Handling Local Feral Cats

    Published: 06-16-2009
    Views: 16,347
    Gary Powell explains how to recognize and help care for stray cats in your neighborhood.

    Gary Powell: Many people have trouble recognizing a lost own cat from a neighborhood stray cat. If the cat is completely unsocial or feral, special knowledge is needed. When dealing with feral cats, the worse mistake is to ignore them, but also never attempt to pick them up. No matter how sweet she seems, handling a cat, who has never been touched, will frighten or stress her. She may struggle to get away and harm you in the process. Feral cats should not be taken to animal control ponds or shelters. Because feral cats are unsocial, they can't be adopted. Instead, the practice of Trap-Neuter-Return or TNR, is a great way to help feral cats in your community. If you don't feel comfortable Trapping a cat on your own, contact a local organization for help. When trapping a feral cat, use humane box traps. Place the trap in an area that the cat frequents. Bait the trap with strong smelling foods such as tuna or sardines.

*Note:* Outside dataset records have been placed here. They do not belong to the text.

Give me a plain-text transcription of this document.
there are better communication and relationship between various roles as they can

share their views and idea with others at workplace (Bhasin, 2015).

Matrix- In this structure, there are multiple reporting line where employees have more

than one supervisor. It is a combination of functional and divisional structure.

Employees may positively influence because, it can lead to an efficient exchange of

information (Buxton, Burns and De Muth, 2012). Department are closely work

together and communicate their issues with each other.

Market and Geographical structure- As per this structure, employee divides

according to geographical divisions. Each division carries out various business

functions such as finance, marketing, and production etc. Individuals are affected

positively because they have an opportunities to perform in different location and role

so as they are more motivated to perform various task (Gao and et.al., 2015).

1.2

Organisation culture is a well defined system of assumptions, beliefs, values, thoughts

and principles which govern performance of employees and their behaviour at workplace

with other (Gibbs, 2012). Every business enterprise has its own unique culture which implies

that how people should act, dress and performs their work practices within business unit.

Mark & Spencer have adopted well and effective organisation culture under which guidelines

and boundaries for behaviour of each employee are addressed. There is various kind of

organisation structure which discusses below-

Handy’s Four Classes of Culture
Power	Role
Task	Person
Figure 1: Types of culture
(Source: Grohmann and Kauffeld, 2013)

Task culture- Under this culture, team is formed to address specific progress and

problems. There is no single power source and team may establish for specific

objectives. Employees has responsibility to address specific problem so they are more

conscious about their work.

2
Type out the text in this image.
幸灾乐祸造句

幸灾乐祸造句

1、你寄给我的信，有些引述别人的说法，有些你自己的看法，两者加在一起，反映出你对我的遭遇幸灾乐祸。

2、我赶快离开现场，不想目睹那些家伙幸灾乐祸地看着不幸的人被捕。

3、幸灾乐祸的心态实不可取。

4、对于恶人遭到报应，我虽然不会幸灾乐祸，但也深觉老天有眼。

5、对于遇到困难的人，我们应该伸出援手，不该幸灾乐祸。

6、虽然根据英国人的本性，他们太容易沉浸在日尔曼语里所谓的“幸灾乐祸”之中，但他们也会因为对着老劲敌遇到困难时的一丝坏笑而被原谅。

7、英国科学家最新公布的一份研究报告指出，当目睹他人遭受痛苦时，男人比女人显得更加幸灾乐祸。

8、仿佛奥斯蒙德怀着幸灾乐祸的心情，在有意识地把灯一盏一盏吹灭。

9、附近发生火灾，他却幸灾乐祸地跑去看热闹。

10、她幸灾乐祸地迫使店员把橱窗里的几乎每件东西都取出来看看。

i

    Once the cat is inside, place a large towel or sheet over the trap before moving it. Covering the trap will help the cat keep calm. Next, take the cat to a veterinarian for vaccinations and surgical sterilization. A small tip will be taken from the left ear, which is the universal symbol, that a feral cat is neutered and vaccinated. The cat is now safe to be returned to their familiar outdoor home.